As cartas que D. Pedro I enviou à amante

Entre outros destaques, o museu contém quadros de expoentes da pintura europeia, como os franceses Charles François Daubigny (1817-1878) e Jean Honoré Fragonard (1732-1806), além do holandês Willem Roelofs (1822-1897).

Integrando a exposição de abertura e o acervo do museu também estão as cartas de Dom Pedro I (1798-1834) à amante Domitila de Castro Canto e Mello – a Marquesa de Santos (1797-1867) –, que marcam um dos casos extraconjugais mais longos do primeiro imperador do Brasil. Ele era casado com Maria Leopoldina da Áustria (1797-1826).

Nas correspondências, ele assinava como O Demonão, O Fogo Foguinho e O Imperador. Declarando seu amor e sua fidelidade à marquesa, o relacionamento, que começou em 1822, pouco antes da independência do Brasil, durou sete anos, sendo de conhecimento público, incluindo de sua esposa.
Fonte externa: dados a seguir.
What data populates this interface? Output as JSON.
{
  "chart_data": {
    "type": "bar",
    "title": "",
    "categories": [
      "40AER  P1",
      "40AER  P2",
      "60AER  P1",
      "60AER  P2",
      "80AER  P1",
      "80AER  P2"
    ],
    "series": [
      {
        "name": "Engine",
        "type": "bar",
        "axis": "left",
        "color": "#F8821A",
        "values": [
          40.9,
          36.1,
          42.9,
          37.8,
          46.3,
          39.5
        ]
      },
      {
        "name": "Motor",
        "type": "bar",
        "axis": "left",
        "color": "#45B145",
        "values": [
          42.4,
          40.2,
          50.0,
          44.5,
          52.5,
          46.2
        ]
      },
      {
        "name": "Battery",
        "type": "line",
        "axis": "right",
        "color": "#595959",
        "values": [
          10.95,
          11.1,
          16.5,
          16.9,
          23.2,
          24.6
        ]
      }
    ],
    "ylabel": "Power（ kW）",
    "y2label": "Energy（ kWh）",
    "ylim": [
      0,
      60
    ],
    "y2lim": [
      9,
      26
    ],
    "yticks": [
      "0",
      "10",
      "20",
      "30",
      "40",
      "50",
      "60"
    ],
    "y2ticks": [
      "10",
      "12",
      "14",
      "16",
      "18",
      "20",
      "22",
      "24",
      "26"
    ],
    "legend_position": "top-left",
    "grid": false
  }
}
Os visitantes também terão acesso à última fotografia da família imperial, feita pelo fotógrafo Otto Hees, no Palácio Isabel, onde vivia a família da princesa Isabel, na cidade de Petrópolis, em 1889.

Os fardões usados nas cerimônias da maioridade e do casamento de Dom Pedro II também são um dos destaques do acervo. As peças – confeccionadas em lã e bordadas em fios de ouro – foram adquiridas por Alfredo Ferreira Lage para sua coleção, em 1926.

Um retrato de Dom Pedro II, feito por Joaquim da Rocha Fragoso, chama a atenção por uma curiosidade. A obra levou um tiro em 15 de novembro de 1889 – nas dependências da sede do governo do Pará –, quando o Brasil se tornava uma República Federativa Presidencialista. O autor do ataque, um simpatizante da República, nunca foi descoberto.